Local memberships in a remote group seem acceptable security-wise; a local system administrator can decide that it's fine for a user account to be in whatever the remote server says a group is. But a remote server should not be able to inject users into local groups.
- It is frequently useful for applications running on the system to be able to identify nonlocal users as opposed to local users; we had a nsswitch module which identified nonlocal users and added them to their own group. Does this functionality exist in SSSD? (It's also convenient to have another group which contains local users.)
SSSD does not currently have any such functionality. I'd be interested to see how this module works, as I have a feeling it would be broken by recent changes glibc made to the initgroups interface.
I can't think of a nice way of doing this short of ID value checks or querying the local database directly.
Is it not possible for the domain lookup to insert an identifier for that domain in the returned group list on getgrouplist(3)/getgroups(3)? If I create two local groups, say, "local_users" and "remote_users", it seems straightforward to add one of those two groups to group lists before returning them to the NSS client.
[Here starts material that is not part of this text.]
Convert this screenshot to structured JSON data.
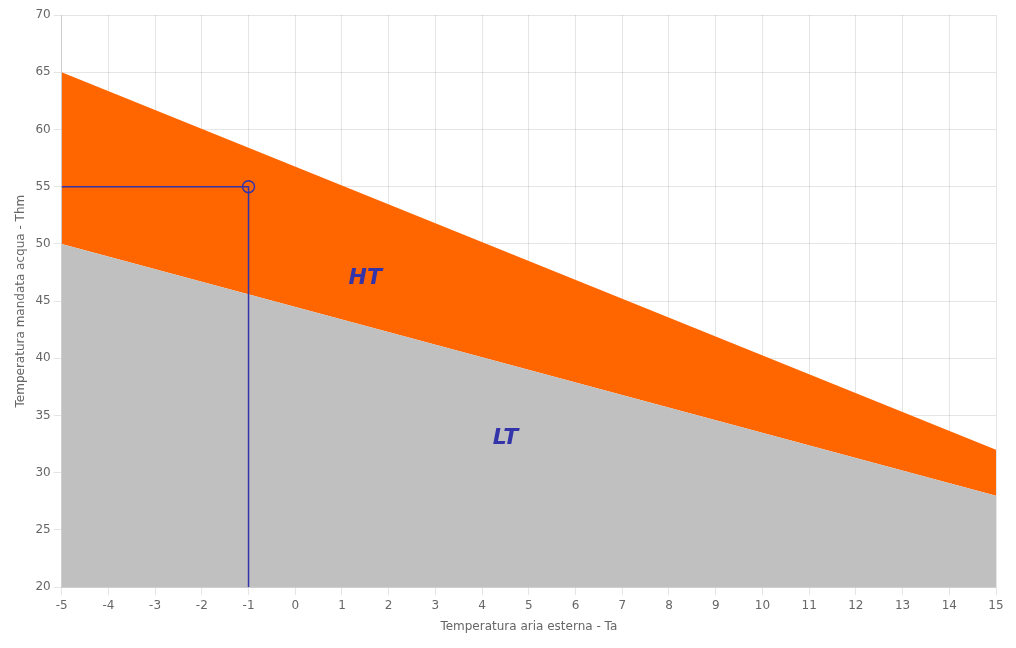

We *could* munge the initgroups() lookup so that it would report membership in those groups, but we couldn't do the reverse, because as mentioned above we don't have the ability (or want to) to add remote users into local groups (except for the primary group loophole that we should close). So I'm not sure this is a wise move. Doing getgrnam("remote_users") would be unable to provide an actual list of users in the group.
I'm not a huge fan of making changes to memberships that aren't reciprocal.